IV. A rotation of blankets
I remember in Santa Cruz when I bought my first real comforter. It felt like a monumental investment. We drove to Ross on River St.; my roommate waited while I deliberated in the “Home” aisle.
I was down to $140 in my bank account, from $2000 when I first arrived. But I had a job, finally, and had just received my first paycheck. At night, I slept in a sweatshirt and jeans on the floor of my attic room which I rented for $500 a month, wrapped like a burrito in my one thin blanket, which served as padding and cover.
But the fog had come in, the nights were actually cold now, and the rains had started.
At Ross I picked out a white comforter, for $29. That night I didn’t sleep in my sweatshirt.
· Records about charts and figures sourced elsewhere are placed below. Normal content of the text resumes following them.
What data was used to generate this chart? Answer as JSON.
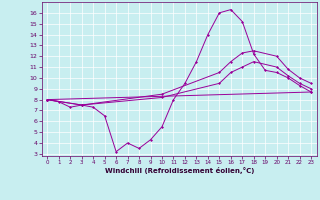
{
  "xlabel": "Windchill (Refroidissement éolien,°C)",
  "background_color": "#c8eef0",
  "line_color": "#990099",
  "grid_color": "#ffffff",
  "xlim": [
    -0.5,
    23.5
  ],
  "ylim": [
    2.8,
    17.0
  ],
  "xticks": [
    0,
    1,
    2,
    3,
    4,
    5,
    6,
    7,
    8,
    9,
    10,
    11,
    12,
    13,
    14,
    15,
    16,
    17,
    18,
    19,
    20,
    21,
    22,
    23
  ],
  "yticks": [
    3,
    4,
    5,
    6,
    7,
    8,
    9,
    10,
    11,
    12,
    13,
    14,
    15,
    16
  ],
  "series": [
    {
      "x": [
        0,
        1,
        2,
        3,
        4,
        5,
        6,
        7,
        8,
        9,
        10,
        11,
        12,
        13,
        14,
        15,
        16,
        17,
        18,
        19,
        20,
        21,
        22,
        23
      ],
      "y": [
        8.0,
        7.8,
        7.3,
        7.5,
        7.3,
        6.5,
        3.2,
        4.0,
        3.5,
        4.3,
        5.5,
        8.0,
        9.5,
        11.5,
        14.0,
        16.0,
        16.3,
        15.2,
        12.2,
        10.7,
        10.5,
        10.0,
        9.3,
        8.7
      ]
    },
    {
      "x": [
        0,
        3,
        10,
        15,
        16,
        17,
        18,
        20,
        21,
        22,
        23
      ],
      "y": [
        8.0,
        7.5,
        8.5,
        10.5,
        11.5,
        12.3,
        12.5,
        12.0,
        10.8,
        10.0,
        9.5
      ]
    },
    {
      "x": [
        0,
        3,
        10,
        15,
        16,
        17,
        18,
        20,
        21,
        22,
        23
      ],
      "y": [
        8.0,
        7.5,
        8.2,
        9.5,
        10.5,
        11.0,
        11.5,
        11.0,
        10.2,
        9.5,
        9.0
      ]
    },
    {
      "x": [
        0,
        23
      ],
      "y": [
        8.0,
        8.7
      ]
    }
  ]
}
The next morning, I woke up warm for what felt like the first time in a long time.
I spent the fall nights out on the slanted roof of the house which sloped away from my window, which looked to the south, to the sea. Life, then, felt as big as the winter sky. I tried to find my way around it, starting at the belt of Orion, up to the eye of Taurus, through the Pleiades cluster bluish and pale, until the dark, hard edge of the rooftop. I felt myself at the helm of a ship at sea, navigating by the stars, seeing in the random patterns of light and dark a ladle, a dog, a Greek hero carrying the head of a monster, a rock, a bull, a queen…
Sometime around midnight, I would reach over to the window sill and pull the covers over my knees.
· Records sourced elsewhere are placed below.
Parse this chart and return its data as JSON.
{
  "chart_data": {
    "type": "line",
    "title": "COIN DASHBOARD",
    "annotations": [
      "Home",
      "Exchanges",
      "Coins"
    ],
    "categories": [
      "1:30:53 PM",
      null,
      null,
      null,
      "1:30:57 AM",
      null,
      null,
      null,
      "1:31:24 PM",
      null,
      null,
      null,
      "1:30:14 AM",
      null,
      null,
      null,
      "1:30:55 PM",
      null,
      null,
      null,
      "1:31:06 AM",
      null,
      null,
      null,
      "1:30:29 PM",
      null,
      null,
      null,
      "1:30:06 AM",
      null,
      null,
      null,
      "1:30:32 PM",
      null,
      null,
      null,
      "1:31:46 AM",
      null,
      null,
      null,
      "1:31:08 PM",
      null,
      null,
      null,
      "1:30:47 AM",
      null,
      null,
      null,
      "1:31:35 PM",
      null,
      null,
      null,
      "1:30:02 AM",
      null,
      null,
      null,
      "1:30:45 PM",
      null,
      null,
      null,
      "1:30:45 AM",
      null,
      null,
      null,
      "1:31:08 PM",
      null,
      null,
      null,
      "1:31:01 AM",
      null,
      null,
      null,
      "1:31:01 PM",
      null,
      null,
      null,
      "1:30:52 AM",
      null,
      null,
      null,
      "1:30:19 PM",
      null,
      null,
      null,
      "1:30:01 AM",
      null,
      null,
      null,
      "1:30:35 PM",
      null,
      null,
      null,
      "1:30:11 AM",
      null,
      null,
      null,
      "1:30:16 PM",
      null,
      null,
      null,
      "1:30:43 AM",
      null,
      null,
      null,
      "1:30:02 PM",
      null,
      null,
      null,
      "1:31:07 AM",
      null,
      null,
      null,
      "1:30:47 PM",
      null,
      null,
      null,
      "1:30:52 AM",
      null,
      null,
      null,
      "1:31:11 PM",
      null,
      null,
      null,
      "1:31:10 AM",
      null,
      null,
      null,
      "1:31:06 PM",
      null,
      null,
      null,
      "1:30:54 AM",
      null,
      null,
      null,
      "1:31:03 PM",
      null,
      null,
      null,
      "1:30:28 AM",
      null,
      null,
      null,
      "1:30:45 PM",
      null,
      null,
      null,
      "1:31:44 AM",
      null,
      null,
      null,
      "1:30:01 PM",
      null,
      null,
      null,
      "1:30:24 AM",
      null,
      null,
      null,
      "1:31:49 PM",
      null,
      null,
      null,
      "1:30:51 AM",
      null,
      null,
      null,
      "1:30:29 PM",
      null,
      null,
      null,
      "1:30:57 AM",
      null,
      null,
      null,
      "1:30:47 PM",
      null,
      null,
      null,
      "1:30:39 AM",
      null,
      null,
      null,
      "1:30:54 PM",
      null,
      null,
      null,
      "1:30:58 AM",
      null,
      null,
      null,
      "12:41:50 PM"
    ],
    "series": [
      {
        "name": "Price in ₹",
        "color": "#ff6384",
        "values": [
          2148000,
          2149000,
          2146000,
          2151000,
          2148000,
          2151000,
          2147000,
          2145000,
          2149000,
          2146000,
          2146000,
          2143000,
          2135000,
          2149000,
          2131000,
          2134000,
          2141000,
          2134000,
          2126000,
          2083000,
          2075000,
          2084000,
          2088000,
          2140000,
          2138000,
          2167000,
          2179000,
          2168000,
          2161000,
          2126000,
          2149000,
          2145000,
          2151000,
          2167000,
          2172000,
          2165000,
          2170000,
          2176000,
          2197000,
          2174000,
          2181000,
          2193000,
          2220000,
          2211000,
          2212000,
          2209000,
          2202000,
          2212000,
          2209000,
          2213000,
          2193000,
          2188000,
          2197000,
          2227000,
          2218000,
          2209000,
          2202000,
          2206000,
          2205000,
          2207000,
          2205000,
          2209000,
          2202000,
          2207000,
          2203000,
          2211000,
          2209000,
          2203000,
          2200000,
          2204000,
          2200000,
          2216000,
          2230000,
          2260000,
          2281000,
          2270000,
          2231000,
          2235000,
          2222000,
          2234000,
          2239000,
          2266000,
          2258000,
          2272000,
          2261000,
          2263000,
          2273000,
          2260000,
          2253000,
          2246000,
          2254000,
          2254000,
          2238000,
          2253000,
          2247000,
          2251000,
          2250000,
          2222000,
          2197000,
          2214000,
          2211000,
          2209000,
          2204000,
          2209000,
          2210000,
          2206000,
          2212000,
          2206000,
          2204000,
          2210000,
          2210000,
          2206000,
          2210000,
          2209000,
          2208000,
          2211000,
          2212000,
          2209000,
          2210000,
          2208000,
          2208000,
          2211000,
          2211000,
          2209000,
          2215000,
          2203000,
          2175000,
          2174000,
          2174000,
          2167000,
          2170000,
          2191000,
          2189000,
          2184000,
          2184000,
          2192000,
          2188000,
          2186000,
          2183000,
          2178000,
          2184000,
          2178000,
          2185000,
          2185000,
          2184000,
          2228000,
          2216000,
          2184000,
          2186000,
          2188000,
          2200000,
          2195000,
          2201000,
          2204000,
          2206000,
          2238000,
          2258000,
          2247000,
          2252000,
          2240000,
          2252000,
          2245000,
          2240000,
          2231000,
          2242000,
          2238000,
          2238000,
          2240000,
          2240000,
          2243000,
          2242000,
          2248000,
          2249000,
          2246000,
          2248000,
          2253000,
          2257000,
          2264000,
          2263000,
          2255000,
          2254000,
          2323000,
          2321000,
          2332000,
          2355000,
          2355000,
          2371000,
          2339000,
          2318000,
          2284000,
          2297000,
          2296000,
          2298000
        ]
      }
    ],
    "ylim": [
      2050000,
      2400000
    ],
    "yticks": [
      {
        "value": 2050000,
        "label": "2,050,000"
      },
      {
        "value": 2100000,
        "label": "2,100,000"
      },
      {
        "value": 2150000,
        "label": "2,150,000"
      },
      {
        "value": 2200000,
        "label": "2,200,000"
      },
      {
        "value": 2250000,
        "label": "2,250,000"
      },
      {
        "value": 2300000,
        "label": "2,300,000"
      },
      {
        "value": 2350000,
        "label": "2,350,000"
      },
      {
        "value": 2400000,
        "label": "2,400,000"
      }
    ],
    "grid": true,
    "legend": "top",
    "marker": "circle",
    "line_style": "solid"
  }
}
The summer with the open windows, saw a rotation of blankets. That Boston summer was busy with storms, which announced themselves by a sudden darkening of the sky in the west, then arrived with a billowing of a curtain. And when the rain came at an angle it would wet a particular patch of rug or linoleum.
The old Ross comforter, a bit yellowed by now, on the colder nights, played a part. But most of the time it sat in a heap between my bed and the wall, with the rest of the spare bedding. This fall it went out, finally, in a bag of old clothes and linens I left on the curb for the Salvation Army.